Traditional strategies for identifying rhyme rely on the underlying phonological representations of words. However, it is often the case that pronunciation information is not available. In addition, spoken sounds change over time, making pervious pronunciations difficult to reconstruct.
The goal of this project is to identify rhyming word pairs from poetry without phonological information and in an unsupervised manner, specifically with clustering/graph theory. We attempt to effectively cluster groups of rhymes in a effort to discover how words may have been pronounced in the past.
Rhyming and non-rhyming data was collected. Unlabeled rhyming poems were processed and inserted into a Graph with words as nodes and observed pairs as edges. Pairs of words are clustered using graphs, and edges are weighted and cut if they do not meet a frequency threshold.
The process of identifying rhymes by clustering is motivated by the idea that pairs of end-line-words which appear in close proximity within many different rhyming works are likely to rhyme. We inject our data into Graphs were nodes are words and edges represent observed proximal pairs.
The resulting graphs eliminate many non-rhymes and show relatively dense clusters of rhymes. In future work we plan to utilize the non-rhyming from Wikipedia to further prune these graphs of high frequency non-rhyming pairs. This should allow for cutting of pairs such as "sky-day" and "i-me" from the graph. As seen in Ackerman's Mathematica Notebook (homework) on the space of perfect rhyme and perfect similarity, perfect rhyme and consonance do not happen frequently by chance. Further studies must be done to discover exactly how often and how proximally rhymes (of given degrees of similarity) occur in wikipedia entries.

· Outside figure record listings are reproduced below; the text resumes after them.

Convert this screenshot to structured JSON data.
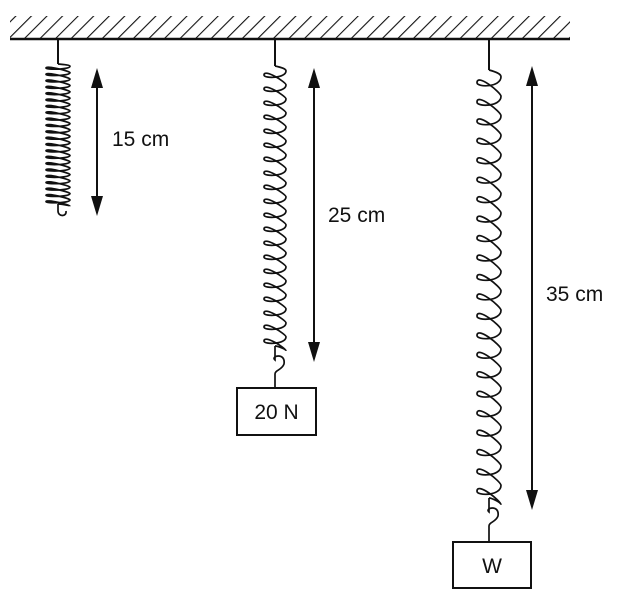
{
  "springs": [
    {
      "length_label": "15 cm",
      "weight_label": ""
    },
    {
      "length_label": "25 cm",
      "weight_label": "20 N"
    },
    {
      "length_label": "35 cm",
      "weight_label": "W"
    }
  ],
  "colors": {
    "line": "#111111",
    "background": "#ffffff"
  }
}
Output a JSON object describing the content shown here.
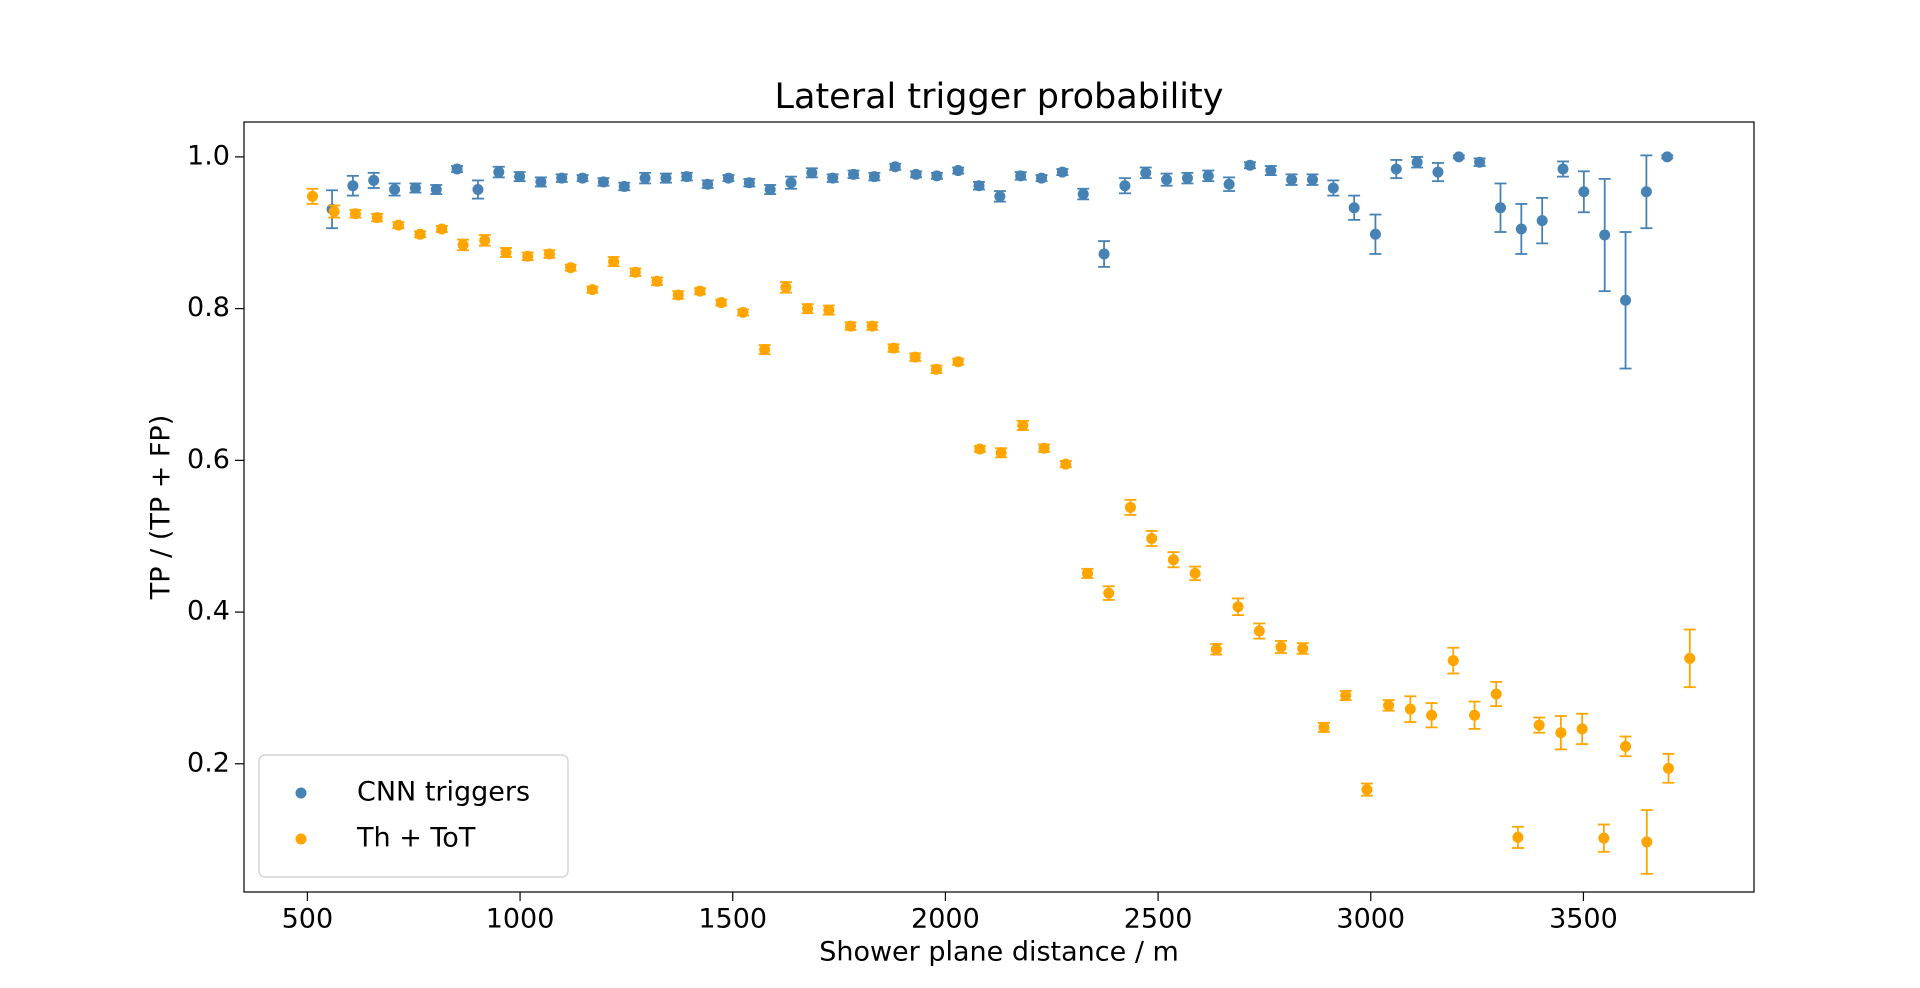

Using large amounts of unlabeled rhyming poems, it seems that relatively simple rhyme graphs are about to be weighted and trimmed significantly increase the ratio of rhyming words in neighborhoods of clustered nodes. While it seems precision has jumped at least 10x as a result of weighting and trimming, it is also likely that recall has been reduced dramatically as very uncommon rhyme pairs would be pruned by our method. These performance metrics should be corroborated with the methods discussed in the future.
Although our visualizations indicate improvements in clustering rhymes vs non-rhymes, many clusters do contain slant rhymes, half rhymes and words whose pronunciation has changed due to accents and historical vowel shifts, more detailed analysis is required to determine if this our model can reliably capture these variations.
Since we do not yet have robust performance metrics, here are some graphs on a small enough random sample of our data that we can easily visualize.
500 Poems - Weighted and Trimmed Graph
2500 Poems - Weighted and Trimmed Graph
In the current incarnation we use visual graph displays at the neighborhood level to explore our clustering effectiveness. While this is useful in broad strokes, we ultimately want a much more robust performance metric. In the future we intend to use the labeled rhyming data to create a performance metric for gauging the effectiveness of our rhyme clustering. Additionally, the phonetic distance search tool, Phonesse, developed by Ackerman, will be used to measure the phonetic distance of words in identified clusters.
This work is motivated by Reddy and Knight's work on "Unsupervised Rhyme Scheme Detection", which uses the EM algorithm to distinguish rhymes from non-rhymes in the Sonderegger Dataset. Also Sonderegger uses his dataset to construct rhyme graphs which, when given only labeled rhymes, are able to distinguish between full and half rhymes through clustering.